Art.4. Dans le même arrêté, sont insérés les articles 3/1 à 3/12 :
  " Art. 3/1. § 1er. Un médecin qui n'est pas membre du personnel de l'Office ne peut être désigné que s'il a au moins trois ans d'expérience professionnelle pertinente en tant que professionnel des soins de santé.
  § 2. Un psychologue qui n'est pas membre du personnel de l'Office ne peut être désigné que s'il a au moins trois ans d'expérience professionnelle pertinente en tant que professionnel des soins de santé.
  § 3. Un logopède qui n'est pas membre du personnel de l'Office ne peut être désigné que s'il a au moins trois ans d'expérience professionnelle pertinente en tant que professionnel des soins de santé.

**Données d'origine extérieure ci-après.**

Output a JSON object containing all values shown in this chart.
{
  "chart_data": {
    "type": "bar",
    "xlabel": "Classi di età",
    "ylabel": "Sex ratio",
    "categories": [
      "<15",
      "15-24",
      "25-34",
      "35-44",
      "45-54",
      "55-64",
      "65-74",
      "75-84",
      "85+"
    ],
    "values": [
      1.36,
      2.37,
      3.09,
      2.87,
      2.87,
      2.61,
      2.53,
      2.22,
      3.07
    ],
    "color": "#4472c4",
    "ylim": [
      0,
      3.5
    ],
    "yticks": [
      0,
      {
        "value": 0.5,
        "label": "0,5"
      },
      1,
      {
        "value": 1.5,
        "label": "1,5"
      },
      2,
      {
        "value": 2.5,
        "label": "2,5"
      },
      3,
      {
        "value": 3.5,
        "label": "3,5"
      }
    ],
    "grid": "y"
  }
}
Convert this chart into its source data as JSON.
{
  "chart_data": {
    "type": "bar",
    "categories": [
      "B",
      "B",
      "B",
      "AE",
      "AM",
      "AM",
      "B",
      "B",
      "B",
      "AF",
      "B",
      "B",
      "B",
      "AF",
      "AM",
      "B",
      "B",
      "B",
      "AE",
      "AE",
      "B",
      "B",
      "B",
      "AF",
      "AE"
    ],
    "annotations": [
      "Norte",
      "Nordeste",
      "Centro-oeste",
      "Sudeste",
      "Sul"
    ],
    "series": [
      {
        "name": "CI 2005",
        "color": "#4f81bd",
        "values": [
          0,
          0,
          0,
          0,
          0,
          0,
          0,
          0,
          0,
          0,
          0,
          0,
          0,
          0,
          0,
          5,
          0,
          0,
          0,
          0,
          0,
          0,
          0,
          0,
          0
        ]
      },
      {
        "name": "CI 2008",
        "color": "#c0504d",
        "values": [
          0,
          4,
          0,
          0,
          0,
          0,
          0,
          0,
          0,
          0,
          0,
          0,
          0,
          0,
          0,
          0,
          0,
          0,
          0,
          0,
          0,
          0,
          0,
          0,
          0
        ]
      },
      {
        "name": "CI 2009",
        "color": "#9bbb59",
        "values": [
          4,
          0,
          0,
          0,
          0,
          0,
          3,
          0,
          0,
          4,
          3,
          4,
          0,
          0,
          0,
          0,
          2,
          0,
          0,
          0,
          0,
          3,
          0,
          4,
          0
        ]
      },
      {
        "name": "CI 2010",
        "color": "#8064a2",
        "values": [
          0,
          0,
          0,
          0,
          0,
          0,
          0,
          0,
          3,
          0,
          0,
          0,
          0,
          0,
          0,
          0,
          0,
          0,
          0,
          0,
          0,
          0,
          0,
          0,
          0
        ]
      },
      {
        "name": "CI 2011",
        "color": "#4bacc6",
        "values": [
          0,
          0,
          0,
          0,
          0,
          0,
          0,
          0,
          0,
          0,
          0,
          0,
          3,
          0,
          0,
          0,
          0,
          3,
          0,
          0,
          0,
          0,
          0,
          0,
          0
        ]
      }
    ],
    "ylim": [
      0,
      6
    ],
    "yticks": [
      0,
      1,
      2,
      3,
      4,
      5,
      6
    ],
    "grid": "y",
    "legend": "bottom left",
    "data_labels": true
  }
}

  Art. 3/2.Sans préjudice des conditions visées à l'article 3/1, les conditions suivantes s'appliquent aux personnes qui y sont visées :
  1° disposer d'un extrait de casier judiciaire, modèle 596-2, tel que visé à l'article 596, alinéa 2, du Code d'instruction criminelle, vierge ;
  2° ne pas être en état de faillite ou de liquidation, ne pas avoir fait l'objet de réorganisation judiciaire ou avoir fait un aveu de faillite, ne pas faire l'objet d'une procédure de liquidation ou de réorganisation judiciaire, ou se trouver dans toute situation similaire résultant d'une procédure de même nature ;
  3° ne pas avoir commis de faute professionnelle grave pouvant mettre en cause leur intégrité ;
  4° ne pas faire l'objet d'un conflit d'intérêts direct ou indirect ;
  5° ne pas avoir démontré de manquements importants ou persistants lors de l'exécution d'une obligation essentielle pendant une mission similaire, ayant conduit à la prise de mesures d'office, indemnités ou autres sanctions similaires ;
  6° ne pas se rendre coupable de fausses déclarations, de fournir des informations trompeuses, de dissimuler des informations ou d'indûment influencer le processus décisionnel de l'Office ;
  7° s'abstenir de confier tout ou partie de la détermination du degré de réduction d'autonomie à un tiers ;
  8° être suffisamment couvert par une assurance contre les accidents du travail et une assurance en responsabilité civile vis-à-vis de tiers ;
  9° être lié par une déclaration de confidentialité fournie par l'Office et une déclaration visant à garantir l'indépendance et l'objectivité ;
  10° être lié par une convention fournie par l'Office, dans laquelle il consent au traitement des données à caractère personnel visées dans le présent arrêté, aux fins de l'application du présent arrêté et de la mise en oeuvre de la détermination du degré de réduction d'autonomie.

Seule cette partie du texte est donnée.